Parents Balking At School Fundraising

Schools seem to be calling on students more and more to help them raise money.

And, as CBS News correspondent Susan McGinnis reports, as the number of school fundraisers have grown, so has frustration.

"I don't believe it's appropriate for the schools to use the children to fund their own education," objects Beth Eagleson of San Clemente, Calif., who says families today have limited time, and fundraising is a huge imposition.

"We have to pitch the merchandise, collect the money for the merchandise, and deliver the merchandise, and I'm not, as a mom and a family, set up to do that," she says.

And, after years of being asked to sell things such as wrapping paper, Eagleson finally had had enough.

"I simply called the school and called the principal and said my son will not be participating any further in sale-type of fundraisers," she told McGinnis.

And, McGinnis points out, she's not alone.

At Dutch Neck Elementary School in Princeton Junction, N.J., parents voted to do away traditional school fundraisers.

Principal Scott Feder says they "went away, and now we do a 'Write a Check' campaign, where we send a letter home and the parents respond with sending in what they feel is appropriate."

Checks are written directly to the school, are tax deductible, and are producing as much money as traditional fundraisers did.
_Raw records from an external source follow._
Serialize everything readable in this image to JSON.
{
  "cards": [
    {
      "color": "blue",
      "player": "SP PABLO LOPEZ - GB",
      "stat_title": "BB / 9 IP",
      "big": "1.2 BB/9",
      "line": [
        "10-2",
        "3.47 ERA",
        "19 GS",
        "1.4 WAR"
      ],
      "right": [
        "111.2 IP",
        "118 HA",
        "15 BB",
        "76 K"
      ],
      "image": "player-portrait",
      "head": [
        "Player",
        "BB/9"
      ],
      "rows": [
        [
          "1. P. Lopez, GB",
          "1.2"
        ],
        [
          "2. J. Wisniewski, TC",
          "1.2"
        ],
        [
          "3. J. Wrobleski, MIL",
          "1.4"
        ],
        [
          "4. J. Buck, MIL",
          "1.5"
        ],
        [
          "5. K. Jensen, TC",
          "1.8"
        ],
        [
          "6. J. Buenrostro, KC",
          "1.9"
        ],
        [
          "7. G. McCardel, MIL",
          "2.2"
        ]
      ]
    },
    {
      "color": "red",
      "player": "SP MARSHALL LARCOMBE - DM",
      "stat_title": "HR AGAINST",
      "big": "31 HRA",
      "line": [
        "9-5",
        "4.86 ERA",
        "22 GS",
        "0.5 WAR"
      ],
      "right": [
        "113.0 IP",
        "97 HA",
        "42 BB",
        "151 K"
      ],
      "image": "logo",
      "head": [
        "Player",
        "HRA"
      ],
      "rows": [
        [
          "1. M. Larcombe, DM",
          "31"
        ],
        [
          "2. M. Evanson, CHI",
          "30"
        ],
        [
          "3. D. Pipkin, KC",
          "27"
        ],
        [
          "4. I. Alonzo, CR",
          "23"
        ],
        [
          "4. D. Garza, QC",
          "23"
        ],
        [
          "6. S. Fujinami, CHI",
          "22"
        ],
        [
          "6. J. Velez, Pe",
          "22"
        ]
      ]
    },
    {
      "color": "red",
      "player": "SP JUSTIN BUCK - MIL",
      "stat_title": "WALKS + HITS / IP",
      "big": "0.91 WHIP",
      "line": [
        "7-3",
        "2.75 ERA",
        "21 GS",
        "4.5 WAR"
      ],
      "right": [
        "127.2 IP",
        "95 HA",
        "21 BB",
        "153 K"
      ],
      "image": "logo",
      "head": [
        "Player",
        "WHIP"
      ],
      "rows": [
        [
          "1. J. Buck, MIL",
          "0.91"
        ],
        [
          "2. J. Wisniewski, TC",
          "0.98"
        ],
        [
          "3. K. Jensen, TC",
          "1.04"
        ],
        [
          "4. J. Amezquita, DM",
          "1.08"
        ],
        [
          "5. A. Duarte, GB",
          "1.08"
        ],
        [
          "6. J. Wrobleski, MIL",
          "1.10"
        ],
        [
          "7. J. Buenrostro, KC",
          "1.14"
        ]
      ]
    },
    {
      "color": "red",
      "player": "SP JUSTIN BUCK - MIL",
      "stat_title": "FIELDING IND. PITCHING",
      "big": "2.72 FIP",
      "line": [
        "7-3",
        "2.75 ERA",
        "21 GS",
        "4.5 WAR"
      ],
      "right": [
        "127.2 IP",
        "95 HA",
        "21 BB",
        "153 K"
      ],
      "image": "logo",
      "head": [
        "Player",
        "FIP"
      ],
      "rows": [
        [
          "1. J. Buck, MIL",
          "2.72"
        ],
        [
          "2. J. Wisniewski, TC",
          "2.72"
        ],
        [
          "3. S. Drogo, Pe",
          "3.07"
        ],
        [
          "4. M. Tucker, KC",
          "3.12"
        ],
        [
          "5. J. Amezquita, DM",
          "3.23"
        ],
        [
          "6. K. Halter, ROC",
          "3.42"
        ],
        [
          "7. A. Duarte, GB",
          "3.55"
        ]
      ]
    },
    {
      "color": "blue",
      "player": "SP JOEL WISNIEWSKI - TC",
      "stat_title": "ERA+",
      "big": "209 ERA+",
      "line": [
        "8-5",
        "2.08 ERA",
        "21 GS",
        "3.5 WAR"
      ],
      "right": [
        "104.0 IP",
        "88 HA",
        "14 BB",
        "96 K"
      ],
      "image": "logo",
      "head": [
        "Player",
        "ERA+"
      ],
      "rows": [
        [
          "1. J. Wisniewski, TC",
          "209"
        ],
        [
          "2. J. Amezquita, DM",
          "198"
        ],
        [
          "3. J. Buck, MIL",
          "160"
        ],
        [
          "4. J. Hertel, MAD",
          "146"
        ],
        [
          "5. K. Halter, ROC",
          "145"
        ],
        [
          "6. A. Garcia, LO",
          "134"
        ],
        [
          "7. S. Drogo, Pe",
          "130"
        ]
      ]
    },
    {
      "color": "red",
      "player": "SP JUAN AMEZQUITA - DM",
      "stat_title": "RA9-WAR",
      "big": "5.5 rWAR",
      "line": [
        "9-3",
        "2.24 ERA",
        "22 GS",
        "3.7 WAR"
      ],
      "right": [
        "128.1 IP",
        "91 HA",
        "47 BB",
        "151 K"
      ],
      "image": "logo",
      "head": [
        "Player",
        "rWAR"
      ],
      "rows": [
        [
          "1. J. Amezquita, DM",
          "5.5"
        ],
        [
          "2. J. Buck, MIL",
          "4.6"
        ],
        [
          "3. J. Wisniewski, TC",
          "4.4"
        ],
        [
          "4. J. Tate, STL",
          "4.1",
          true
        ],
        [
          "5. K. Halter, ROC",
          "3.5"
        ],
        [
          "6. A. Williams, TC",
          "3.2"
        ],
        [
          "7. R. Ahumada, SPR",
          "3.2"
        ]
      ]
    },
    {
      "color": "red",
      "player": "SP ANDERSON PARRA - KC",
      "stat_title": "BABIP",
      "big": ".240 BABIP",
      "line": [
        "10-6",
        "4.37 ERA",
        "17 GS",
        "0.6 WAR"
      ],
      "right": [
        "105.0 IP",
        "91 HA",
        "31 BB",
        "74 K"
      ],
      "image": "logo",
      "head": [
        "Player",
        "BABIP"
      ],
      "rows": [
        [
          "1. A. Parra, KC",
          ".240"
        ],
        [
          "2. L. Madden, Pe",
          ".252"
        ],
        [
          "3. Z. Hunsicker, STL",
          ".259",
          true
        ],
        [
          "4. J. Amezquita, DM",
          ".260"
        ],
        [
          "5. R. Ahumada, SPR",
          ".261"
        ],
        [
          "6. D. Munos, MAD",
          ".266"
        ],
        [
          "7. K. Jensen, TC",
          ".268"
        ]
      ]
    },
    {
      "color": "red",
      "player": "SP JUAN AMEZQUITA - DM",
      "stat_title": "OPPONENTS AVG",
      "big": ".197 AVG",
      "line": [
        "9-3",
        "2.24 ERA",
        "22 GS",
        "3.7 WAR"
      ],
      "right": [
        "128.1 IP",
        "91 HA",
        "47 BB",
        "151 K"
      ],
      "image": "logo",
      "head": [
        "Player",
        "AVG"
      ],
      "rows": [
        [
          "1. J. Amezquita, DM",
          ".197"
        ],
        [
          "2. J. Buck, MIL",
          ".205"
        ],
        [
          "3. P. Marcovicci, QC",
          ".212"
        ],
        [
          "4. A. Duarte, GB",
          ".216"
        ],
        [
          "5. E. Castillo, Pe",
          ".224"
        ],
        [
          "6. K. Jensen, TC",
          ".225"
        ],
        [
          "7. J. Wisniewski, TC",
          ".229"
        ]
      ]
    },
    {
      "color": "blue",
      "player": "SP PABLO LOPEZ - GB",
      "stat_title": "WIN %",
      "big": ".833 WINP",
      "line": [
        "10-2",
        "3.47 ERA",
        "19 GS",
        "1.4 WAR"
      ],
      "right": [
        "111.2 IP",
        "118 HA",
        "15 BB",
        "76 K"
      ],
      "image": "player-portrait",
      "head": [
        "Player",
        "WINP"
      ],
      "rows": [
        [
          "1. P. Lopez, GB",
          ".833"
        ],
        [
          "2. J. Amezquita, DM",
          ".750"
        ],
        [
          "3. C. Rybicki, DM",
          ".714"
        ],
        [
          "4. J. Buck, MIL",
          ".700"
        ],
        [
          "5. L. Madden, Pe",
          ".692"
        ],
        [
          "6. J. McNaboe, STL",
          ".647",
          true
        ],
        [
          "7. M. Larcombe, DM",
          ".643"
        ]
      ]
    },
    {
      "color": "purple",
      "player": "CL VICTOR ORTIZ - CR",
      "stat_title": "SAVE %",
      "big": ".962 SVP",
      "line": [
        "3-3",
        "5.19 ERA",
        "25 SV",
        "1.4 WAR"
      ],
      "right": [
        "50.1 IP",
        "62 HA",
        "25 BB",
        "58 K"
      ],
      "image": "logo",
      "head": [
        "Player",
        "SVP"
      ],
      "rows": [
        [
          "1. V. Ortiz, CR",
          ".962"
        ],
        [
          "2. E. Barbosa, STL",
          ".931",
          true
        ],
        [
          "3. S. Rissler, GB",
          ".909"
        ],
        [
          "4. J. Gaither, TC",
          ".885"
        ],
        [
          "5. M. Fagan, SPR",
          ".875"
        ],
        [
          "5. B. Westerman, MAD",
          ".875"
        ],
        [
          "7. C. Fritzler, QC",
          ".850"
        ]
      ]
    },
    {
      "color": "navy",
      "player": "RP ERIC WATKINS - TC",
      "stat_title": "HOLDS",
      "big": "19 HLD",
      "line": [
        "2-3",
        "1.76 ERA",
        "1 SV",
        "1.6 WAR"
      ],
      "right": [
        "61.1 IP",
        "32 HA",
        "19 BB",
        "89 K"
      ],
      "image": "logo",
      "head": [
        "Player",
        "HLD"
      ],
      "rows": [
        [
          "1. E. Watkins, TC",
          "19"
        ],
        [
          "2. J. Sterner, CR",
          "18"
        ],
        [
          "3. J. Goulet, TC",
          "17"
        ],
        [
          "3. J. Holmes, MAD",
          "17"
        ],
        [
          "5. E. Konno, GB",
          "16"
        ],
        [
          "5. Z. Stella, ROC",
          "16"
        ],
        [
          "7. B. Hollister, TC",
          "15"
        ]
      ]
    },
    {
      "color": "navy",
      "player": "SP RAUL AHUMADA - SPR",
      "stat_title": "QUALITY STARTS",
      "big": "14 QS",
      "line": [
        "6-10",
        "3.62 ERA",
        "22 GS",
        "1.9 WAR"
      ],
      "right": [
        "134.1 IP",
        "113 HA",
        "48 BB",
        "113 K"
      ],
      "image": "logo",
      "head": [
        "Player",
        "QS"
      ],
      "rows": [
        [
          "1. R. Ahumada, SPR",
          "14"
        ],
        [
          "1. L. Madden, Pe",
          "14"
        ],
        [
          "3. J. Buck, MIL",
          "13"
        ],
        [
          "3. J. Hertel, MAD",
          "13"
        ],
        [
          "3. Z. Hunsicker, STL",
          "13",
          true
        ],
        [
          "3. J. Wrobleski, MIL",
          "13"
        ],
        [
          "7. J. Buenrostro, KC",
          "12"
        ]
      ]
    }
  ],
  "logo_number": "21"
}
Feder says the school even exceeded its goal for the campaign, two years in a row.

How much time do parents save by just writing that check?

"Maybe a week's worth of hours, hours and hours and hours of time," says Feder.

Many schools are turning to the Internet for new ideas for fundraising.

One site helps them create school directories where businesses pay to be advertised, then they're distributed free to families.

And on PledgePlay.com, you play video games in return for making donations to a school.

One Web-based fundraiser, at the Infant Jesus of Prague parochial school, in Flossmoor, Ill., brought in more than $1,200 in Easter candy proceeds. And Principal Thomas Sedor says it was an improvement over some past fundraisers.

Another site offering innovative ideas for school fundraisers is Fundraiser Help.